Relationship Advice?! I want to win back my boyfriend😭
Me and my boyfriend Austin have been dating since the end of our freshman year, were juniors now. We've been so in love until about three months ago when I stopped therapy because my mom made me. I reverted back to my old ways before I met him and started having emotional melt downs, tantrums, anxiety attacks, insecurities, and everything so terrible I hated. When I was in therapy Austin would look at my notes and work on my exercises with me, but after I stopped I didn't want to do them anymore because my mother drilled it into my head that I was fine now. Ever since then our relationship spiraled out of control.
I ended up basically cheating three times. I never touched the guy or met up with them because no matter what I could never do that, but I would text them and hide it. The guys would always text me first but in my fits and tantrums I would respond to them then when I calmed down I would delete them again. After a week I would come clean to him and he would fix everything. But the third strike I broke him completely. Every time he asked why I did it, I had no answer. I love him with all my heart and he loves me. But I went phsyco on him three weeks ago because he didn't call me, and I've never done this before. This scared him because I sent him death threats and he broke up with me.

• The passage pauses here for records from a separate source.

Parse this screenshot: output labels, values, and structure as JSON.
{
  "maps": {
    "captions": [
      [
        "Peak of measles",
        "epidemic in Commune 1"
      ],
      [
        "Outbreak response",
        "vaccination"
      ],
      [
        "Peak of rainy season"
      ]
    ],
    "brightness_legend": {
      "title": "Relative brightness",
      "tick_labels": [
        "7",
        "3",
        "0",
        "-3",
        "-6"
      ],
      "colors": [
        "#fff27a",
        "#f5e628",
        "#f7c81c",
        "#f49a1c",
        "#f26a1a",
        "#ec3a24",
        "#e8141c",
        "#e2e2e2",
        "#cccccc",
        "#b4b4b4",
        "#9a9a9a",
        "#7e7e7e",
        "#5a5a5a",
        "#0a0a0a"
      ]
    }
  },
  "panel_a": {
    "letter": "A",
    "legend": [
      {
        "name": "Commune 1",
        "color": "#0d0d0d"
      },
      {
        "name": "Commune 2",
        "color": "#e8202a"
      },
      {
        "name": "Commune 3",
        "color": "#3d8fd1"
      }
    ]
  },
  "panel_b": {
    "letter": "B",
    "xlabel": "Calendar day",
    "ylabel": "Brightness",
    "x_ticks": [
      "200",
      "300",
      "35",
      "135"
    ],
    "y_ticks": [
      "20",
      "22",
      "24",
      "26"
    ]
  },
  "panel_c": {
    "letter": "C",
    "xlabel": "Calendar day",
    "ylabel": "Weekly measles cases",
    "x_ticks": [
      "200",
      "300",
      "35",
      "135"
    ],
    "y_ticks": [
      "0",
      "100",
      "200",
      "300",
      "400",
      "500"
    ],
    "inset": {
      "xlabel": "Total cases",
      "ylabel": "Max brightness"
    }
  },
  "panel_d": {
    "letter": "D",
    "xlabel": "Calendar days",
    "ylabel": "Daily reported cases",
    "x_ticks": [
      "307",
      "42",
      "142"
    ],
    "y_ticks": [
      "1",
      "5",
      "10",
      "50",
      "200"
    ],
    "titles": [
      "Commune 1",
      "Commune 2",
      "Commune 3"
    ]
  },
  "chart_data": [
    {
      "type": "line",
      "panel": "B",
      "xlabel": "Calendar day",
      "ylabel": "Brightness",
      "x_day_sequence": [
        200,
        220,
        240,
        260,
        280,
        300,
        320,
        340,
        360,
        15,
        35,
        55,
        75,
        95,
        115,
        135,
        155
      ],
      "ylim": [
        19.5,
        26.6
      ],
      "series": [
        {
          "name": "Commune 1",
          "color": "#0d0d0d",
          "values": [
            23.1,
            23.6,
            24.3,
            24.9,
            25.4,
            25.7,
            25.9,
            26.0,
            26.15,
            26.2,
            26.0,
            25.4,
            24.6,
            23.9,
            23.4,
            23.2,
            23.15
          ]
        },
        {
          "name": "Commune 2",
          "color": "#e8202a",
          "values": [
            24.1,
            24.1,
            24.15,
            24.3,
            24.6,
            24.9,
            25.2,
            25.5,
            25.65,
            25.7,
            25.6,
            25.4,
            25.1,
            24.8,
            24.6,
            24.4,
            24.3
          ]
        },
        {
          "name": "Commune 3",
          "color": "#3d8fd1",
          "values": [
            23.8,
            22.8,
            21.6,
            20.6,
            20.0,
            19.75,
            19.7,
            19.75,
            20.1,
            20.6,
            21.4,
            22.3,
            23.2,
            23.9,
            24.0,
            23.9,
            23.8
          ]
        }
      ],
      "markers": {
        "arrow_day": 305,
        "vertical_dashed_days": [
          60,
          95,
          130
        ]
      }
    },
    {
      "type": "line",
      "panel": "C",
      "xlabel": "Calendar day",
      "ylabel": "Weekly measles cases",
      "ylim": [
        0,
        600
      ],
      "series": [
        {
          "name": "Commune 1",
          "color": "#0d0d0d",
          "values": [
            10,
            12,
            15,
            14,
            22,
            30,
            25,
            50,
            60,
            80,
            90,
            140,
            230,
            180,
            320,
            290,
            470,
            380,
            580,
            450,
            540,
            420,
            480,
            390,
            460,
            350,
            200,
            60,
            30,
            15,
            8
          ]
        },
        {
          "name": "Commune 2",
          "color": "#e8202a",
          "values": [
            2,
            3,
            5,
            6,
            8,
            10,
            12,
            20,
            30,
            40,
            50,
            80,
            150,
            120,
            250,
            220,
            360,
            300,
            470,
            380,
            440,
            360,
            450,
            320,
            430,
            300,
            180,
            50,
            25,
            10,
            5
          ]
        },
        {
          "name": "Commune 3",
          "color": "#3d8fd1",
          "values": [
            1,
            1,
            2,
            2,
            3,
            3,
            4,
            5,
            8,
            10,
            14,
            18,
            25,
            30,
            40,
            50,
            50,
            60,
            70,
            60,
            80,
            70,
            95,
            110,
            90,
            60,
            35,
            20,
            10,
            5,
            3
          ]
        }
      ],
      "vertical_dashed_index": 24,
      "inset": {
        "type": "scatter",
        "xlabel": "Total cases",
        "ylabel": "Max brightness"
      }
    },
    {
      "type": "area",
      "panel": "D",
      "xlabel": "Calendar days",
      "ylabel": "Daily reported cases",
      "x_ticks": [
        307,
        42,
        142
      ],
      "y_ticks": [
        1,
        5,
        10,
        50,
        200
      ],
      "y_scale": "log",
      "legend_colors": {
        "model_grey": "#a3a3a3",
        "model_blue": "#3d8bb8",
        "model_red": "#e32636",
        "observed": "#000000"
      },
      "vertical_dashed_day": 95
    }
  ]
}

Now three weeks later we tried things for a day and he said it didn't feel the same. He says he misses me and loves me, but he has no more love to give me because I hurt him so bad. He said he doesn't even want to look at other girls for fear of being stabbed in the back, and I want to fix everything but I can't. I asked if he'd ever give me another chance and he said "at this point no, because the only thing I think of right now is sadness." He said "if he really sees I've changed and improved he'd consider it but not any time soon, he needs to heal." Every day it breaks my heart to know I've hurt him, I was so wrapped in myself I never thought I'd loose him. I know I need to let him be but I need him.
He still talks to me at school, today he saw I was sad because I was sick and walked up to me to check and see if I was okay.
I want to wait till Christmas to ask him to give us a try again, but I want some advice on the right thing to do. I know in my heart I will never hurt him again, I don't know how to prove before then that I won't because we're not together to show him. I made a therapy appointment for next week to get myself on the right track, and I just told him that. My mental health is no excuse for what I did and he knows I know that, and he's trying to be my friend but I know it hurts for him to look at me because he loves me but he's hurting.
Could someone give me advice please?!